Scossone nel campo della cybersicurezza: McAfee sarà per 14 miliardi di dollari da un gruppo di investitori guidato da Advent International Corporation, Permira Advisers, Crosspoint Capital Partners, Canada Pension Plan Investment Board, GIC Private e da una sussidiaria di Abu Dhabi Investment Authority. PIù precisamente, si tratterà di una transazione interamente in contanti del valore di circa 12 miliardi di dollari su base equity value e di oltre 14 miliardi di dollari su base enterprise value, cioè dopo il rimborso del debito.

L’operazione sarà finalizzata entro la prima metà del 2022 e porterà al delisting dalla Borsa: il gruppo di investitori acquisirà tutte le azioni McAfee disponibili. Agli attuali azionisti sarà riconosciuto un valore di 26 dollari ad azione, con un premio di circa 22,6% rispetto al prezzo di chiusura delle azioni del 4 novembre 2021.

Stando alle dichiarazioni del Ceo, Peter Leav, la vendita permetterà a McAfee di focalizzarsi sulla propria strategia, quella di diventare il primo punto di riferimento per la sicurezza informatica consumer. Le attività di cybersicurezza per l’enterprise, d’altra parte, sono già state scorporate lo scorso ottobre attraverso la vendita a FireEye per 1,2 miliardi di dollari.

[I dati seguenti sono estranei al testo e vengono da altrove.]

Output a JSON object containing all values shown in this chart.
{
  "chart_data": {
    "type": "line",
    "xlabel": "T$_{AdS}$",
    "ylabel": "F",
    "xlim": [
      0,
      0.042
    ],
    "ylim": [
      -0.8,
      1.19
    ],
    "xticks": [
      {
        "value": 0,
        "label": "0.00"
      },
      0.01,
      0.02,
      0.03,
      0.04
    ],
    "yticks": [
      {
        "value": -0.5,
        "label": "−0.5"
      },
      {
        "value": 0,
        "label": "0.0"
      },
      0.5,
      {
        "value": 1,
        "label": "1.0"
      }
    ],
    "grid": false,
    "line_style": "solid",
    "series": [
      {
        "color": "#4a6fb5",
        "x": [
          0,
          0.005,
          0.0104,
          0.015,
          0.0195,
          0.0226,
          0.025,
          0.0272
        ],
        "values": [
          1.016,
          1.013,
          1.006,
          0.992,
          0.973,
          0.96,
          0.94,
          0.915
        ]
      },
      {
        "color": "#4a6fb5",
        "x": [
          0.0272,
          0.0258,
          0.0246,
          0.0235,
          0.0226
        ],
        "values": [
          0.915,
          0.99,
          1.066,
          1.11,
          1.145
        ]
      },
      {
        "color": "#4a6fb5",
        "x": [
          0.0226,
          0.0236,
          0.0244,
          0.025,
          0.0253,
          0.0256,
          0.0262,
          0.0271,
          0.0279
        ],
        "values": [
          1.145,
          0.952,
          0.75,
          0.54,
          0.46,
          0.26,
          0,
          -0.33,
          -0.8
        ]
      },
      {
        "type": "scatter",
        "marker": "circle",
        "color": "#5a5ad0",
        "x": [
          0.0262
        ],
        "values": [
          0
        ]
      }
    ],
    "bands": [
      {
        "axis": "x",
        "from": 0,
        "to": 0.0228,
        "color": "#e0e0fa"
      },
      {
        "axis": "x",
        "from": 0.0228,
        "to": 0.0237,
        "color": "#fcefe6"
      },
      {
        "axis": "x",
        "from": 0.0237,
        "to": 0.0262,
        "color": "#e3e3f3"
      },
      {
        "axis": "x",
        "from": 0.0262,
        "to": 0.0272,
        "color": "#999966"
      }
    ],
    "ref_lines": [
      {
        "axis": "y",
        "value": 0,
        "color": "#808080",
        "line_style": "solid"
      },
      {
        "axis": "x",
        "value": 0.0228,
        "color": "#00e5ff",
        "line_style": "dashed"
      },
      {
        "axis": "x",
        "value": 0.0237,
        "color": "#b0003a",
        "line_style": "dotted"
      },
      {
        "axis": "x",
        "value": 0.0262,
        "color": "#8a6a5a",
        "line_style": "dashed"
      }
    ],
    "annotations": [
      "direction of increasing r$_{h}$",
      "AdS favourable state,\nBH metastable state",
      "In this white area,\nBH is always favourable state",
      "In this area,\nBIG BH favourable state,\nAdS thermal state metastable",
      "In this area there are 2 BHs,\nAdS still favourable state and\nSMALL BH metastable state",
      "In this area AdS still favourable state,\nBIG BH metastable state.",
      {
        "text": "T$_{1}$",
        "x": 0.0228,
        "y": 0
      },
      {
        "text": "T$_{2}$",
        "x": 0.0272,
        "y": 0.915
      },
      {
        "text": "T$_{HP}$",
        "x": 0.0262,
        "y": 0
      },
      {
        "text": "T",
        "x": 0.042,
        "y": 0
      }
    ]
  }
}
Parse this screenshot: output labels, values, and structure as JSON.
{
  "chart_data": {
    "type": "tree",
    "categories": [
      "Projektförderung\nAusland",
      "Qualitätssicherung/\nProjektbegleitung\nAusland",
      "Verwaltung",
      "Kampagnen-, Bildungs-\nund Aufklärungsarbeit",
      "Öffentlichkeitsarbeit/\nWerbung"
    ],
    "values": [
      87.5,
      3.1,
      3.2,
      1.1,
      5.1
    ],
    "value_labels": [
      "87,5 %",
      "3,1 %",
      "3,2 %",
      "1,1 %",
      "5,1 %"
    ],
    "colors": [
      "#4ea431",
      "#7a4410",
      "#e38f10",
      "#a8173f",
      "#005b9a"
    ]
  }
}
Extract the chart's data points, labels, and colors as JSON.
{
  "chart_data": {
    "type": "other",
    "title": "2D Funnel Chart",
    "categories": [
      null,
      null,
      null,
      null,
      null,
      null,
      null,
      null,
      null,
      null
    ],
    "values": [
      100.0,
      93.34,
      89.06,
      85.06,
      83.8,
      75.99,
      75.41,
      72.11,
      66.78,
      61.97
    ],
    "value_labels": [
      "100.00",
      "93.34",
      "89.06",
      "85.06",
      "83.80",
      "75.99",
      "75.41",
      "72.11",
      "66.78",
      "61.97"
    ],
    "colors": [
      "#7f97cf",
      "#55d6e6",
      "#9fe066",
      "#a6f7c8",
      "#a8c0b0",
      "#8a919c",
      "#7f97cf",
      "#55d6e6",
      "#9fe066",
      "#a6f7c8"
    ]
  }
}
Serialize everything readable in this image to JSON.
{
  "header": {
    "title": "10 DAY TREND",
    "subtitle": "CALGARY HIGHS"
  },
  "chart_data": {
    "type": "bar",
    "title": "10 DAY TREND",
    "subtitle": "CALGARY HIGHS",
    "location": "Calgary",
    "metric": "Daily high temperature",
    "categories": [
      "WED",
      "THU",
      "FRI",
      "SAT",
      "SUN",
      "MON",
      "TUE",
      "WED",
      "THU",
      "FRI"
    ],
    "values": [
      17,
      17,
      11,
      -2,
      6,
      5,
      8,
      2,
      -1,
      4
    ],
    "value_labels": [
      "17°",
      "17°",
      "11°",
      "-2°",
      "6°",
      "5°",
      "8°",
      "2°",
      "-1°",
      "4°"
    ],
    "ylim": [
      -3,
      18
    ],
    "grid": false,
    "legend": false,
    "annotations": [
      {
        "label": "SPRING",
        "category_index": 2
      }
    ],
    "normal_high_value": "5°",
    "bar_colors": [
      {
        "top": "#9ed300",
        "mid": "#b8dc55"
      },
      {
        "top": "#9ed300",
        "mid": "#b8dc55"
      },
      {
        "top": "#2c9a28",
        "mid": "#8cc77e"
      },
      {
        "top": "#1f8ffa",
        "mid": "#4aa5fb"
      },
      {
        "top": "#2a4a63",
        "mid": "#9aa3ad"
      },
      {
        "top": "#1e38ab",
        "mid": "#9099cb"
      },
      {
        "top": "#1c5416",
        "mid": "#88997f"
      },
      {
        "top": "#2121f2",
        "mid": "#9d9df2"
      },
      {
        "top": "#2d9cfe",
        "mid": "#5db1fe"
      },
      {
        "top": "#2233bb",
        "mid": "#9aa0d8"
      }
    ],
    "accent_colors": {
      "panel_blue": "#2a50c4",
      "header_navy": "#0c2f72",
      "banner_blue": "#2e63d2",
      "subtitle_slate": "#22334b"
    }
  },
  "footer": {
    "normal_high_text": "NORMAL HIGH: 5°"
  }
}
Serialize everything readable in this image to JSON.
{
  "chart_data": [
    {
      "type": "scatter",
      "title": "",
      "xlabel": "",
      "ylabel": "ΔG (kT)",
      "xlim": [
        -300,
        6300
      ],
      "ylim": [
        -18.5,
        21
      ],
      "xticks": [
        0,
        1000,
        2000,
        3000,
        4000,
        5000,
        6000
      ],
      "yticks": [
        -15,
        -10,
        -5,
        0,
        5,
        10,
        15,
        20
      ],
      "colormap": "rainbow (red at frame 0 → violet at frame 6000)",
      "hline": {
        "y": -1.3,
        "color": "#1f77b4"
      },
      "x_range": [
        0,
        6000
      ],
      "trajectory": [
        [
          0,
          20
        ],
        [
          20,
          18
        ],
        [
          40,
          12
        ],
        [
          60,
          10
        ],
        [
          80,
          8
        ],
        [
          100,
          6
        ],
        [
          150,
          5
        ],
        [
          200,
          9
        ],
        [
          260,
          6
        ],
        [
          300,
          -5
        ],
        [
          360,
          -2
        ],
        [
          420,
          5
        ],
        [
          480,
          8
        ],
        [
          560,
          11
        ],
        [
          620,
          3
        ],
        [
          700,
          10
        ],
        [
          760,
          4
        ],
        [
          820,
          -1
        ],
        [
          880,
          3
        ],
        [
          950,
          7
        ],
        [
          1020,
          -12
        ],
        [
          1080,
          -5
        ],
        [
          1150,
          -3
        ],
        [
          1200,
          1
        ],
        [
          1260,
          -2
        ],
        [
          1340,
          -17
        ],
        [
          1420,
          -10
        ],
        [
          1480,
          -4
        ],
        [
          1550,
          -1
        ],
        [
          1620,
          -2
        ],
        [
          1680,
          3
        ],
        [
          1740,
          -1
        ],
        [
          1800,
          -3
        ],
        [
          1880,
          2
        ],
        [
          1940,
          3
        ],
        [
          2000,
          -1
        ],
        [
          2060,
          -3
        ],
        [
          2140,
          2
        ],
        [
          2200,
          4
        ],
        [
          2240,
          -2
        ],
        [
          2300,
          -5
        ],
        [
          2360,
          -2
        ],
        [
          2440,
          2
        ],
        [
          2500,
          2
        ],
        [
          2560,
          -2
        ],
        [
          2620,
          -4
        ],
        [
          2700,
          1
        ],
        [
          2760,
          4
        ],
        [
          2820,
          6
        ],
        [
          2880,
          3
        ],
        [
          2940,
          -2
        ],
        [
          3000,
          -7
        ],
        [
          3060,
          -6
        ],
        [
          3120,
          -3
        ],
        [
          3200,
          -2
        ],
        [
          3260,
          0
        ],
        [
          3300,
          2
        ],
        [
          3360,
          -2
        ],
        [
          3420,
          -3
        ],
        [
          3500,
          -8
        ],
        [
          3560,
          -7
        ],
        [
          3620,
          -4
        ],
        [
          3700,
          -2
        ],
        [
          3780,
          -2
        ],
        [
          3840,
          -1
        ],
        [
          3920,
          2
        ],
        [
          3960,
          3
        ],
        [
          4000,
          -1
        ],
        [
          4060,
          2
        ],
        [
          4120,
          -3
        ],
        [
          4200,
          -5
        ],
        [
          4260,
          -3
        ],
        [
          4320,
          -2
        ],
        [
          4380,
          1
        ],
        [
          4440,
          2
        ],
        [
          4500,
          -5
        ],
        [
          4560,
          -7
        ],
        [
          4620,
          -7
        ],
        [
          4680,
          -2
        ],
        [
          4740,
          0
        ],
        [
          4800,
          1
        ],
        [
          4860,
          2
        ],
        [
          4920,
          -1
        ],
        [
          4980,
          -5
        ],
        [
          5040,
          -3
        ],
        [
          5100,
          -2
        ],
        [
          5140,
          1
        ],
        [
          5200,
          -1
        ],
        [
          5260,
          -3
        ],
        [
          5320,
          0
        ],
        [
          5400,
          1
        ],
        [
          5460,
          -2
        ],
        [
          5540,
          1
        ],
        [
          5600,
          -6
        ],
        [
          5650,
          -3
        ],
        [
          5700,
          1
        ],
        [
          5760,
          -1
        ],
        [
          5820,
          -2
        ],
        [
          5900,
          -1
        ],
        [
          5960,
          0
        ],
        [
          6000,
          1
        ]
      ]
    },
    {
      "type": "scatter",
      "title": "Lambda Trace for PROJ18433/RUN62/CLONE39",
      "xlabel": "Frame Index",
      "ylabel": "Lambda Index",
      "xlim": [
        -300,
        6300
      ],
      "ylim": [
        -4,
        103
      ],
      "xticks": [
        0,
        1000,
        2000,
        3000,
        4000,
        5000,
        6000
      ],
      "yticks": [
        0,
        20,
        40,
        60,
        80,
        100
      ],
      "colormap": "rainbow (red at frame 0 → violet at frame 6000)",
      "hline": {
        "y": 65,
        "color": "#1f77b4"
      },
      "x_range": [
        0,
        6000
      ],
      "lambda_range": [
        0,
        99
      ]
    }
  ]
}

Dal gruppo di investitori è giunta la rassicurazione di voler fornire a McAfee il supporto finanziario e le risorse operative per poter continuare a fornire soluzioni e servizi di cybersicurezza. Formalmente, il consiglio di amministrazione di McAfee ha ancora 45 giorni di tempo per valutare eventuali proposte migliori. 

Per trent’anni colosso del mercato della cybersicurezza, McAfee si è specializzata nella protezione degli endpoint. Dal 2011 al 2017 è appartenuta a Intel.